仏子 披衣(ヒエ)しては塔想(トウソウ)を生ずべし、福を生じ罪を滅し人天(ニンデン)を感ず。

仏弟子は袈裟を身に着けたならば、これを仏の塔であると思いなさい。そうすれば福を生み罪を滅して、人間界や天上界を感化することが出来る。

粛容致敬(シュクヨウ チキョウ)すれば真の沙門(シャモン)なり、所為(ショイ)(モロモロ)の塵俗(ジンゾク)に不染(フゼン)なり。

袈裟を心から敬う人は真の出家であり、その人は様々な世俗の塵に染まることは無い。

諸仏 称讃(ショウサン)して良田と為(ナ)し、群生(グンジョウ)を利楽(リラク)するに此(コ)れを最(スグ)れたりと為す。

諸仏は、袈裟を褒めたたえて福の収穫を与える良田であると言い、また人々に利益と楽を与えるには袈裟が最上であると言う。

袈裟の神力(ジンリキ)は不思議なり、能(ヨ)く菩提(ボダイ)の行(ギョウ)を修植(シュジキ)せしむ。

袈裟の神力は不思議であり、良く悟りの修行の種を植える。

道芽(ドウゲ)増長すること春苗(シュンビョウ)の如く、菩提の妙果は秋の実(コノミ)に類す。

そして仏道の芽は春の苗のように成長し、悟りの果実は秋の実りのように実を結ぶ。

堅固金剛(ケンゴ コンゴウ)の真甲冑(シン カッチュウ)なり、煩悩(ボンノウ)の毒箭(ドクセン)も害すること能(アタ)はず。

袈裟はまことに堅固な金剛の甲冑であり、煩悩の毒矢も害することは出来ない。

我れ今 略して十勝利を讃(サン)ず、歴劫(リャッコウ)に広説すとも辺(ホトリ)有ること無けん。

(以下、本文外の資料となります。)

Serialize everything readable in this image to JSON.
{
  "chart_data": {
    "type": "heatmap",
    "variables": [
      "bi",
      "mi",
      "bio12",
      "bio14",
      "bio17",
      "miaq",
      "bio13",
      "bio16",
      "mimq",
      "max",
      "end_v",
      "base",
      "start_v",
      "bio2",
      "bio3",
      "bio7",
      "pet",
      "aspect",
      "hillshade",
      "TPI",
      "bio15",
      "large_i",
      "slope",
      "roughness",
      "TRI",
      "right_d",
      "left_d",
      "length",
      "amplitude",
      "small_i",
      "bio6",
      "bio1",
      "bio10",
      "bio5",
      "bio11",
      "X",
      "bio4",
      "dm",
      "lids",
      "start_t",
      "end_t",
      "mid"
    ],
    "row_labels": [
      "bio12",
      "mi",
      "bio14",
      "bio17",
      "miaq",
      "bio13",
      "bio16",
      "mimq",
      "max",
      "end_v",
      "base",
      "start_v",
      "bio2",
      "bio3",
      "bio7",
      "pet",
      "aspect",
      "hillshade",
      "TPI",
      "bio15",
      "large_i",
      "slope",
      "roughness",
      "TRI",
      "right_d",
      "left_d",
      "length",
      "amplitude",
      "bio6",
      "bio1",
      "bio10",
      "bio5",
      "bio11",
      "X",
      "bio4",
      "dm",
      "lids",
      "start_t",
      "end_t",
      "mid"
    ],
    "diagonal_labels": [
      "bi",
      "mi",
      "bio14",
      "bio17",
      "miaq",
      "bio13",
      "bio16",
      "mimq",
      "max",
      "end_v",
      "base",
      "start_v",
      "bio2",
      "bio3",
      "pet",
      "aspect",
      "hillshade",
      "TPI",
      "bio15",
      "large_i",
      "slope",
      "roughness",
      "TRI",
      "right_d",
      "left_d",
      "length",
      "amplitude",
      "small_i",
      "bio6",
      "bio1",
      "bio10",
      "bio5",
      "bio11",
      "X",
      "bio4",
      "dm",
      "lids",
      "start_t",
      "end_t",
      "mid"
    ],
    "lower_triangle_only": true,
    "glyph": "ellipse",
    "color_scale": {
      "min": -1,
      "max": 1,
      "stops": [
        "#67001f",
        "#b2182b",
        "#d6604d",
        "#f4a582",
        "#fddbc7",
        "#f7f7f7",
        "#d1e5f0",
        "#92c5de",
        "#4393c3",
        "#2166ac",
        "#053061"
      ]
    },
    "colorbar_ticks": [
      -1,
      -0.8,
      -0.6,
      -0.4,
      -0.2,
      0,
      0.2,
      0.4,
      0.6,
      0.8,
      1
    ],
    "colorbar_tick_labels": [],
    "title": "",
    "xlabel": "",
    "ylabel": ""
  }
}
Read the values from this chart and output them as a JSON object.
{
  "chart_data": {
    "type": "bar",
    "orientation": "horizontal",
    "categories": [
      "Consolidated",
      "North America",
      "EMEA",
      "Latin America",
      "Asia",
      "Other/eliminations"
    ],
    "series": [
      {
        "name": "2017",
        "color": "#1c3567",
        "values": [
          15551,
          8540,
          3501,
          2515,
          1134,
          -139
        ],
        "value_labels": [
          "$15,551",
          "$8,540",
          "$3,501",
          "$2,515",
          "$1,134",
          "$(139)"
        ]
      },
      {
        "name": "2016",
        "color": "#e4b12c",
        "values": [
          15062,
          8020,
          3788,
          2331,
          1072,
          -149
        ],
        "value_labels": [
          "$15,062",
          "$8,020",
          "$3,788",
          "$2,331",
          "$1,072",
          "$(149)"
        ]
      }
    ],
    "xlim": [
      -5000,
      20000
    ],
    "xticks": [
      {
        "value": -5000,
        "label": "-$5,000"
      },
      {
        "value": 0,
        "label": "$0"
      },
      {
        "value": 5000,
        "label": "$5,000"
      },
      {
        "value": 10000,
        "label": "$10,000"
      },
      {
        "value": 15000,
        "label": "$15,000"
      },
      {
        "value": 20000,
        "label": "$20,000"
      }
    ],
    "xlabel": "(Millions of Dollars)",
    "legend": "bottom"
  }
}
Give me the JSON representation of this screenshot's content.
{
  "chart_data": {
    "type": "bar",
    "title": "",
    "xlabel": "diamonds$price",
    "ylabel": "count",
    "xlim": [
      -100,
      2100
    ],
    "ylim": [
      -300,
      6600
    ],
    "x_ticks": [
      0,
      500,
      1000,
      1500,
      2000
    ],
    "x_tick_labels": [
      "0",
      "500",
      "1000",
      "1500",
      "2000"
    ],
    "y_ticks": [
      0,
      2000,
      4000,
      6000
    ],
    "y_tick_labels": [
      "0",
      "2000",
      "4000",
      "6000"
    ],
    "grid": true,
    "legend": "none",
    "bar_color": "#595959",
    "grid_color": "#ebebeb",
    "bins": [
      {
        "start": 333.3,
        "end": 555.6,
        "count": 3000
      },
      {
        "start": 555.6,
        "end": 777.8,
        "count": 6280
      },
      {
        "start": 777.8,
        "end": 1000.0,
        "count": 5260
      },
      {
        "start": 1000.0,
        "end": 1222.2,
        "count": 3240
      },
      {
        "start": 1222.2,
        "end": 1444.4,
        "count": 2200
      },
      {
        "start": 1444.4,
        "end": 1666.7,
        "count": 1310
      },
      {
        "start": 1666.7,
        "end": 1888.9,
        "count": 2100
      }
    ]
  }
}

私は今、略して袈裟の十の優れた利益をたたえたが、これは永劫に説いてもなお説き尽くせないであろう。

若し龍 有りて身に一縷(イチル)を披(ヒ)せば、金翅鳥王(コンジチョウオウ)の食(ジキ)を脱(マヌガ)るることを得ん。

もし龍が、袈裟の一筋の糸を身に着ければ、金翅鳥王に食べられることも無いであろう。

若し人 海を渡らんに此の衣を持せば、龍魚諸鬼の難を怖れじ。

もし人が、海を渡る時にこの袈裟を持てば、龍魚や様々な悪鬼の難も怖くはないであろう。

雷電霹靂(ライデン ヘキレキ)して天の怒(イカ)らんにも、袈裟を披(キ)たらん者は恐畏(オソレ)無けん。

雷や稲妻が激しく鳴り響いて天が怒ろうとも、袈裟を着た者は怖れることが無いであろう。

白衣(ビャクエ)若し能く親しく捧持(ホウジ)せば、一切の悪鬼 能く近づくこと無けん。

在家の者が、もし親しく敬って袈裟を持てば、すべての悪鬼は近づくことが出来ないであろう。

若し能く発心(ホッシン)して出家を求め、世間を厭離(エンリ)して仏道を修せば、十方の魔宮(マグウ)皆振動し、是の人速やかに法王の身を証せん。」

そして、もし発心して出家を求め、世間を厭い嫌って仏道を修行したならば、すべての悪鬼の住み家は皆振動し、この人は速やかに仏身を悟ることであろう。」